All the world’s a stage, and the complex relationship between the United States and Vietnam is taken to the floorboards in “A Dream in Hanoi,” a tremendously moving record of the first collaboration between theater companies from both countries. Heading for Mill Valley and Hawaii fests, lovingly crafted pic is likely to go the indie route, but could do some biz for a culturally astute outfit before ending up with pubcasters internationally.
Sparks of many colors fly when the Central Dramatic Company of Hanoi and Portland, Ore.’s Artists Repertory Theater join forces in Vietnam to stage a polyglot version of “A Midsummer Night’s Dream,” complete with ballet dancers and onstage musicians. The former enemies are well received, and extended footage of their travels in and around Hanoi gives a strong flavor of the region.
Still, culture shock sets in, especially when it comes to the duplication of key positions, with Allen Nause directing the Americans and Doan Hoang Giang handling his countrymen. The thesps get on well, but the Viets are used to easier workdays and are shocked by the physical boldness and easy intimacy of the Yanks, with severe umbrage taken at one Kristen Brown, whose aggressively goofy Helena appears vulgar and overly masculine in their eyes. One young actor explains that Vietnamese are “shy by tradition, even on stage.”

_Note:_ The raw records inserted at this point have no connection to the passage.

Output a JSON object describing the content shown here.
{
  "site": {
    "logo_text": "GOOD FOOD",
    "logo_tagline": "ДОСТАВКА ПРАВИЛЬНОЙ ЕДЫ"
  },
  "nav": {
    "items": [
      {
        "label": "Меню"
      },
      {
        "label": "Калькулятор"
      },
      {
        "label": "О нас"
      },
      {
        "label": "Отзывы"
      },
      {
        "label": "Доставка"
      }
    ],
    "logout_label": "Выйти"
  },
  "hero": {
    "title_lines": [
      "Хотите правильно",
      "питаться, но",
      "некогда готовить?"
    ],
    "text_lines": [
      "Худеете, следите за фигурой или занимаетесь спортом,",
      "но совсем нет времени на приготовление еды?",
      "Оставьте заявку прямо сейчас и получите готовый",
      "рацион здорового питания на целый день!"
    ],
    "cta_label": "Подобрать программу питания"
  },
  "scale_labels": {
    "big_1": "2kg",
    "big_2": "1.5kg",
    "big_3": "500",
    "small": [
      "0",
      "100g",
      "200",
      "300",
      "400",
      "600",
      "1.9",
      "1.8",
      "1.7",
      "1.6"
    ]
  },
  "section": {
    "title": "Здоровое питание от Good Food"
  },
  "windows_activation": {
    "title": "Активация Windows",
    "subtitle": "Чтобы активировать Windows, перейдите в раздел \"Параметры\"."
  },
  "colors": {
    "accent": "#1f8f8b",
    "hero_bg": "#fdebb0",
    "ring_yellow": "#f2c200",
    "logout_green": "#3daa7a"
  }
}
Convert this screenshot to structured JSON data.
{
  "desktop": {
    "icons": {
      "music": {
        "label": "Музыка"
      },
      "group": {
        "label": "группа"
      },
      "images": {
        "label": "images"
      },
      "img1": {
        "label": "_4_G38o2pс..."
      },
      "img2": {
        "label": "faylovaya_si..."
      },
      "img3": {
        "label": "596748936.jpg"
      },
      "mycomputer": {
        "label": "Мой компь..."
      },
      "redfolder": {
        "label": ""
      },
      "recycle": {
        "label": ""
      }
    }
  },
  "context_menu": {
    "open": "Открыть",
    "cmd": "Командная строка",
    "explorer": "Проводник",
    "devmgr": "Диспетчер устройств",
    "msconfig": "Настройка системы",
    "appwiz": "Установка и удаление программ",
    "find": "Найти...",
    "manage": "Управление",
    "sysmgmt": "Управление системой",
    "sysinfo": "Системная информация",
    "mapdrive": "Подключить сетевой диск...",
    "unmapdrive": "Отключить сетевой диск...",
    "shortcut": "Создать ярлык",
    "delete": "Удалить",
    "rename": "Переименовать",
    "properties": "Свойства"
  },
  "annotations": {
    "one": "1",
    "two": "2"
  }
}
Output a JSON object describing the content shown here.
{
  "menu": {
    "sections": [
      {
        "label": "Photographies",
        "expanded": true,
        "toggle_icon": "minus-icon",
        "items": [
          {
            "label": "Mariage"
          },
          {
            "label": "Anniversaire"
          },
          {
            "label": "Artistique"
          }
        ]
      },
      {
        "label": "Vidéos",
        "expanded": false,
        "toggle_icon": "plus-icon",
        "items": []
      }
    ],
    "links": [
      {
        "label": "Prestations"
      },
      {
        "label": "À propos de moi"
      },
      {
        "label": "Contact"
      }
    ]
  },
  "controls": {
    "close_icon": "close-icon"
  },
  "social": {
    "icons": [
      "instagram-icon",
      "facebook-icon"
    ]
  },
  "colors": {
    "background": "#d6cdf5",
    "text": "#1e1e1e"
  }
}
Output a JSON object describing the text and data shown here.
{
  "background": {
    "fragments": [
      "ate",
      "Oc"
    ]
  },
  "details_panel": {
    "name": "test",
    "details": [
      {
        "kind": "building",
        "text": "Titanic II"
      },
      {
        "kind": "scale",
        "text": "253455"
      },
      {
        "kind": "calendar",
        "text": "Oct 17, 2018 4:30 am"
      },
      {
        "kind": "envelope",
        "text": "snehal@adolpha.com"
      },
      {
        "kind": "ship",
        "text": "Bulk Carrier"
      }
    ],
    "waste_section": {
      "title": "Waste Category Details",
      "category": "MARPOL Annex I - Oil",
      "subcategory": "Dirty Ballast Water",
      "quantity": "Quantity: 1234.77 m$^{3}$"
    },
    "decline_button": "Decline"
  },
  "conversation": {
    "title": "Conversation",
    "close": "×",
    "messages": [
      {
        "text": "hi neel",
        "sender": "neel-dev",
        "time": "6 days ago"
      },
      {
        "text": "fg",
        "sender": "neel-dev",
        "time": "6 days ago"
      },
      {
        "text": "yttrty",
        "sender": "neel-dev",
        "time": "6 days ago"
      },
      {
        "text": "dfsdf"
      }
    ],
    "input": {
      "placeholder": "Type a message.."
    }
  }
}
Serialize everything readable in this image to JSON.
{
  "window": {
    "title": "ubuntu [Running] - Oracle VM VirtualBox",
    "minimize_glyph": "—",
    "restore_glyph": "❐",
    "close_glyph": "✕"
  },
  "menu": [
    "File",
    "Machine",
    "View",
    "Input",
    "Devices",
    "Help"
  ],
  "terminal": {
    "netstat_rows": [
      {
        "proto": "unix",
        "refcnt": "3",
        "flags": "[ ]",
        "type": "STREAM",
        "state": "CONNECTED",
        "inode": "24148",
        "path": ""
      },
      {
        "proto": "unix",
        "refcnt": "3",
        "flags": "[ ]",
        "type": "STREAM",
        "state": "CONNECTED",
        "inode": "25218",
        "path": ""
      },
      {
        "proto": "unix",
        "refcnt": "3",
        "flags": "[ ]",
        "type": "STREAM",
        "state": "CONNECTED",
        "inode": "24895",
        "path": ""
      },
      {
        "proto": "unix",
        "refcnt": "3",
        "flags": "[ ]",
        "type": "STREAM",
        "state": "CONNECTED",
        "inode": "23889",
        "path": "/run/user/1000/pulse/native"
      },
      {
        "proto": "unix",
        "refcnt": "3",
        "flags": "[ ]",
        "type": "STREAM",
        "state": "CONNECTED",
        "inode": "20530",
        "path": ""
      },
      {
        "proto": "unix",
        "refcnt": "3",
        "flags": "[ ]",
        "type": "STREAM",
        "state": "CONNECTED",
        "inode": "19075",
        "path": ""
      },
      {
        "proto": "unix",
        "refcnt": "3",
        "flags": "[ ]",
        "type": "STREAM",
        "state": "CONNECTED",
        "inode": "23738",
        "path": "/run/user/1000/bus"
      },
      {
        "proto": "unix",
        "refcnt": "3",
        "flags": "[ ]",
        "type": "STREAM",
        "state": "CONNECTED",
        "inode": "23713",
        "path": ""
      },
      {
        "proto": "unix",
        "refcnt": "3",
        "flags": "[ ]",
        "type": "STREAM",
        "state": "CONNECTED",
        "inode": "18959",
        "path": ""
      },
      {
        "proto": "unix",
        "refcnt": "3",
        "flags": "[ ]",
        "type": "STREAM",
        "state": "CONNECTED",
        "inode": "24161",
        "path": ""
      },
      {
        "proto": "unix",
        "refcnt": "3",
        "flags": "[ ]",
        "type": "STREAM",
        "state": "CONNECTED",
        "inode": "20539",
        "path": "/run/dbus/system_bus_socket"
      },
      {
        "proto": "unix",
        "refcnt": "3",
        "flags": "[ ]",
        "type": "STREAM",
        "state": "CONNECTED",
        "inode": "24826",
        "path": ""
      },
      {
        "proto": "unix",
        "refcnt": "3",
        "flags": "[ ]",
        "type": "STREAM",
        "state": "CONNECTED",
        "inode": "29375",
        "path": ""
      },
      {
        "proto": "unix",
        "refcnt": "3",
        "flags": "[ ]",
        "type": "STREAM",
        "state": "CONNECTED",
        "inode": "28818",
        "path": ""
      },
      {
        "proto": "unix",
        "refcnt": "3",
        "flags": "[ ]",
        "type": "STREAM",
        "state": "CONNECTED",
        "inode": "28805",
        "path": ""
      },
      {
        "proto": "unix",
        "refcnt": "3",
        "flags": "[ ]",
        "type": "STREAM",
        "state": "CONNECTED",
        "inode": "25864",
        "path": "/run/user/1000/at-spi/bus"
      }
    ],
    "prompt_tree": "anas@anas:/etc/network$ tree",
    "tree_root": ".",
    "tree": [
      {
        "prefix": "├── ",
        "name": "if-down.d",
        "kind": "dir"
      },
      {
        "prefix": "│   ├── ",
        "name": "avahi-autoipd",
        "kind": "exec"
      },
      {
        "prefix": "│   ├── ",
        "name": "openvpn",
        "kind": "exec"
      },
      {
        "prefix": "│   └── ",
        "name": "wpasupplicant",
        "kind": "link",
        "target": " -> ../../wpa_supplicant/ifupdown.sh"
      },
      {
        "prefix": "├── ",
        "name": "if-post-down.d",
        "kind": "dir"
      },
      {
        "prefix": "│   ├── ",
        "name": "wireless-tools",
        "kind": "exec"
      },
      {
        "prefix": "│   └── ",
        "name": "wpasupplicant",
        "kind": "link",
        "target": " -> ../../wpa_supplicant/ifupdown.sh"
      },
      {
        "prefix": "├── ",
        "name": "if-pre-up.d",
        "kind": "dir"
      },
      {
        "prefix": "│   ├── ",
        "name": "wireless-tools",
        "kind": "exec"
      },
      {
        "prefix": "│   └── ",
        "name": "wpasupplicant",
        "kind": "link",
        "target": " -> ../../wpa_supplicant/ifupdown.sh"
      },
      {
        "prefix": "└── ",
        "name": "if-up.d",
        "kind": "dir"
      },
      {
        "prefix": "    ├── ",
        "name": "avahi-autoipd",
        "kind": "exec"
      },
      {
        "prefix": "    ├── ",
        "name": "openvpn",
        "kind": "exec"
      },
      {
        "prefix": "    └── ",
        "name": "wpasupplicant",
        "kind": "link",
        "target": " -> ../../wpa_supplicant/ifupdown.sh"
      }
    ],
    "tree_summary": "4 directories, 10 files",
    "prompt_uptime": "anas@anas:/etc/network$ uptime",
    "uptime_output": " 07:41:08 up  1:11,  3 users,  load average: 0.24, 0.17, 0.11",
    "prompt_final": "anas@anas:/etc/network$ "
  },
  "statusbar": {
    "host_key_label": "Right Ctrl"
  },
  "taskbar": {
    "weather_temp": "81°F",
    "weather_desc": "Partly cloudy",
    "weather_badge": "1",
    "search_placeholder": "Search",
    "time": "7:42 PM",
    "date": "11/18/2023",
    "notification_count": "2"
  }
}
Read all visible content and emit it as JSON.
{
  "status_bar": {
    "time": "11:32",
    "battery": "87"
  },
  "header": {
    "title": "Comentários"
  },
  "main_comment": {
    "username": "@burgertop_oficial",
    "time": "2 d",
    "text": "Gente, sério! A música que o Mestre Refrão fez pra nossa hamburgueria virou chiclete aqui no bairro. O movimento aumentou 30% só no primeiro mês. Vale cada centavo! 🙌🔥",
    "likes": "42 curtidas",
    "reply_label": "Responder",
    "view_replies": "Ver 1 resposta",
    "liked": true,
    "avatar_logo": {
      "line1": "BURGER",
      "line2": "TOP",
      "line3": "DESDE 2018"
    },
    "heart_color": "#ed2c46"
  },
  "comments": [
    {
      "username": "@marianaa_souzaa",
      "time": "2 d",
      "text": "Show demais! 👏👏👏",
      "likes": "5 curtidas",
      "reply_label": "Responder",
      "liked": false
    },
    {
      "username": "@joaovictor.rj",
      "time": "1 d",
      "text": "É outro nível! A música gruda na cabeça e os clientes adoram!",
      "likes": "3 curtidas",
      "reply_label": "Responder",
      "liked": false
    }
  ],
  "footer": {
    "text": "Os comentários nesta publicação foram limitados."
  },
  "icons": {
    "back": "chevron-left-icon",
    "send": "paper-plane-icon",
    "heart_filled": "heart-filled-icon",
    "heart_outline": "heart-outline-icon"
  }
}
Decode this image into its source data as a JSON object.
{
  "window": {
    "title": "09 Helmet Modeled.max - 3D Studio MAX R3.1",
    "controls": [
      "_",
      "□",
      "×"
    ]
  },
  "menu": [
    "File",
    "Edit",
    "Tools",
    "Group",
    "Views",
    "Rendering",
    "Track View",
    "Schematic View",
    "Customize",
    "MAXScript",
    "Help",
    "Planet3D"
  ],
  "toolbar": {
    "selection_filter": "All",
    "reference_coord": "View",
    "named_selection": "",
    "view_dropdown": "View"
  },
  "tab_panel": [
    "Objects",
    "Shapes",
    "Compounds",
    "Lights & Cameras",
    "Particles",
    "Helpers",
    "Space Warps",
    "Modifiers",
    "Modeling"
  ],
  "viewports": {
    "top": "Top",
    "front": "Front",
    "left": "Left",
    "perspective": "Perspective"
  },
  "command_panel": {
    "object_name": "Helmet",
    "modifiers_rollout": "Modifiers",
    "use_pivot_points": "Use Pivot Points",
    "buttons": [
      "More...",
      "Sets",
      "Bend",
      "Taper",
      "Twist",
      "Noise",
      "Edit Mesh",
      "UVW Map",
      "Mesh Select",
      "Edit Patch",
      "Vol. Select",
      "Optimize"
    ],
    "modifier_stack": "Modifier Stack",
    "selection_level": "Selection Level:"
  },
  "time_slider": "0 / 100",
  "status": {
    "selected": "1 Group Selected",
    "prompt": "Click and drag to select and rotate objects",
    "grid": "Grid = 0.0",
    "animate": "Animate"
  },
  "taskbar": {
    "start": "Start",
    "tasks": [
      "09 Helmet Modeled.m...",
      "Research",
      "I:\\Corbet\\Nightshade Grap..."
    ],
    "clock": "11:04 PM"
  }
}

Once the ice is broken, though, some pretty serious kissing happens in rehearsal, to everyone’s abashed amusement. Elsewhere, things aren’t so lovey-dovey. Creative differences abound, especially between Doan and producer Lorelle Browning, each of whom is attempting to stay true to diverse visions — one based on Asian heritage, the other holding Shakespeare sacrosanct. The Statesiders, lefties by nature, are revolted by interference by Communist officials, who won’t allow the troupes to sell tickets until censors, who refuse to come until opening night, have seen the show.
Other hints of political-historical context come when older locals recall youth spent dodging American B-52s, and when then-President Clinton and Hillary arrive in town and are rumored to be attending the first show in Hanoi’s spectacularly beautiful opera house. When that doesn’t happen, unfortunate events are set in motion, making more drama happen offstage than on.
Helmer Tom Weidlinger, a PBS vet who has previously documented the velvet conflict between Czechs and Slovaks, the San Francisco Earthquake of 1906, and the roots of World War I, has an unobtrusive, everywhere-at-once style, with events neatly tied together by F. Murray Abraham’s low-key narration.
The play-without-a-play setting is given plenty of context, with many nice touches, such as the proliferation of Coca-Cola ads or a middle-aged Viet man who plays stunning Delta blues on his guitar. Pho Duc Phuong’s compositions for the stage serve double duty by accompanying the colorful travelogue segs of this very smoothly assembled pic.
Ending, which finds the Oregonians going home after three months and successful performances in both Hanoi and Saigon, is highly emotional, with even the most argumentative opponents hugging like long-lost family members. “We’ve earned the right,” says one American, tears in her eyes, “to call each other friends.”